La société [4] a saisi, le 26 janvier 2023, la commission de recours amiable de la caisse afin de contester cette décision.
Par courrier recommandé avec accusé de réception du 6 avril 2023, la société [4] a saisi le pôle social du tribunal judiciaire de Créteil sur rejet implicite de la commission de recours amiable.
L'affaire a été appelée à l'audience du 21 mai 2024.
La société [4], régulièrement représentée, a comparu. Elle a confirmé à l’audience les termes de son courrier adressé au tribunal le 17 avril 2024 en indiquant qu’elle souhaitait se désister de son instance.
La caisse primaire d’assurance maladie de [Localité 3], régulièrement représentée, a comparu. Elle a indiqué qu’elle acceptait le désistement du demandeur.
A l’issue des débats, l’affaire a été mise en délibéré au 29 juillet 2024 par mise à disposition au greffe.
MOTIFS DE LA DECISION
Selon les dispositions de l’article 394 du code de procédure civile, « Le demandeur peut, en toute matière, se désister de sa demande en vue de mettre fin à l'instance ».
Il résulte de l'article 395 du même code que : « Le désistement n'est parfait que par l'acceptation du défendeur.
Toutefois, l'acceptation n'est pas nécessaire si le défendeur n'a présenté aucune défense au fond ou fin de non-recevoir au moment où le demandeur se désiste ».
L'article 397 du même code dispose enfin : « Le désistement est exprès ou implicite ; il en est de même de l'acceptation ».
En l’espèce, il est donné acte à la société [4] de son désistement d’instance. Il doit être rappelé qu’en matière de procédure orale, le désistement formulé par écrit produit immédiatement son effet extinctif.
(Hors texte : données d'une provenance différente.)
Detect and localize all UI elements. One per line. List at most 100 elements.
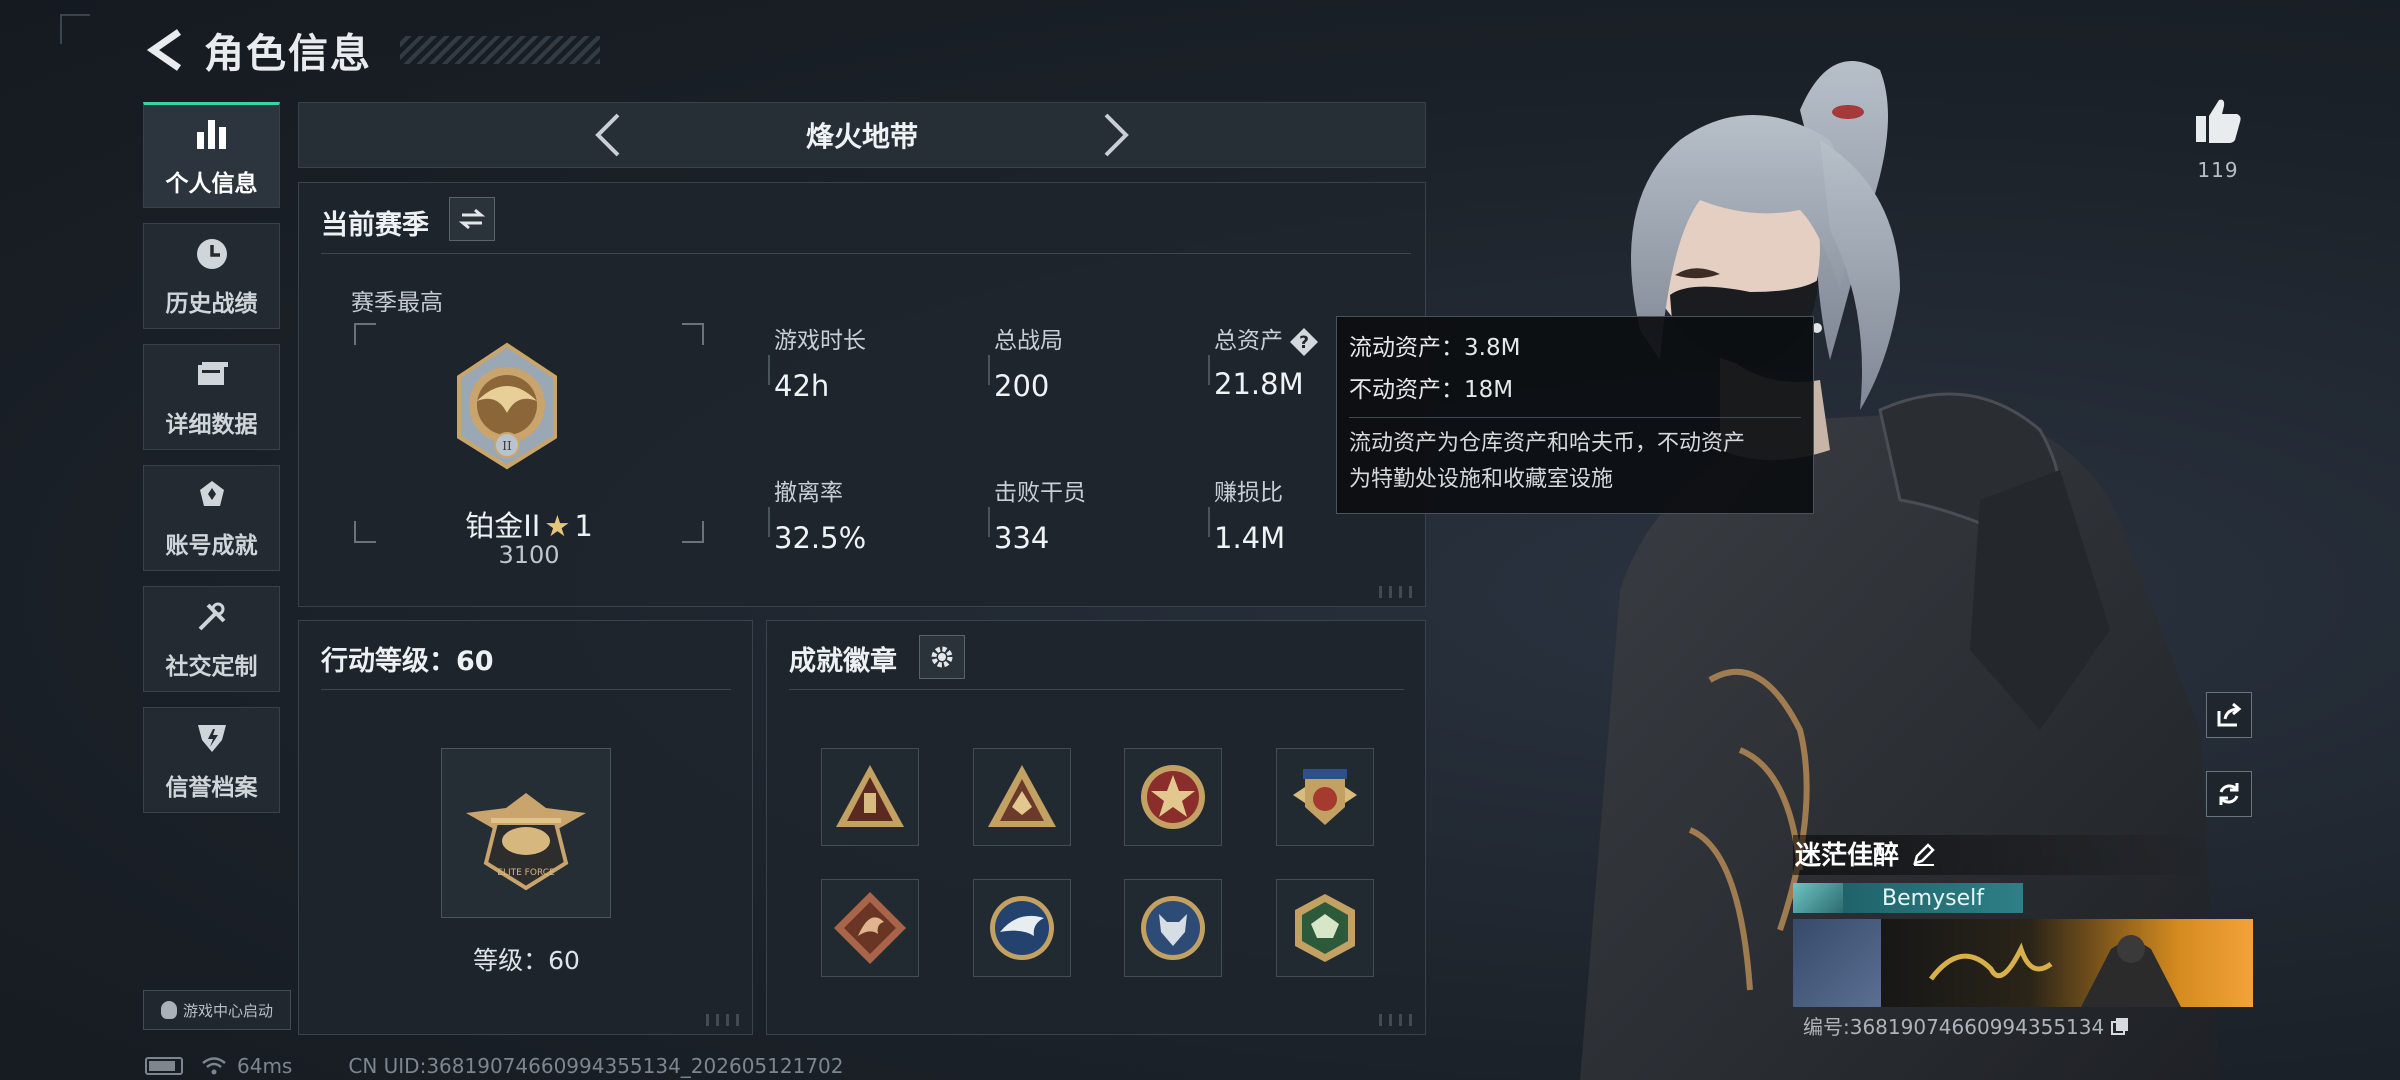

Les dépens sont à la charge du demandeur, sauf accord contraire des parties, conformément aux dispositions de l'article 399 du code de procédure civile.
PAR CES MOTIFS
Le tribunal,
CONSTATE que la société [4] se désiste de son instance ;
CONSTATE en conséquence l'extinction de l'instance et le dessaisissement du tribunal ;
DIT que les dépens sont à la charge de la société [4] sauf meilleur accord des parties.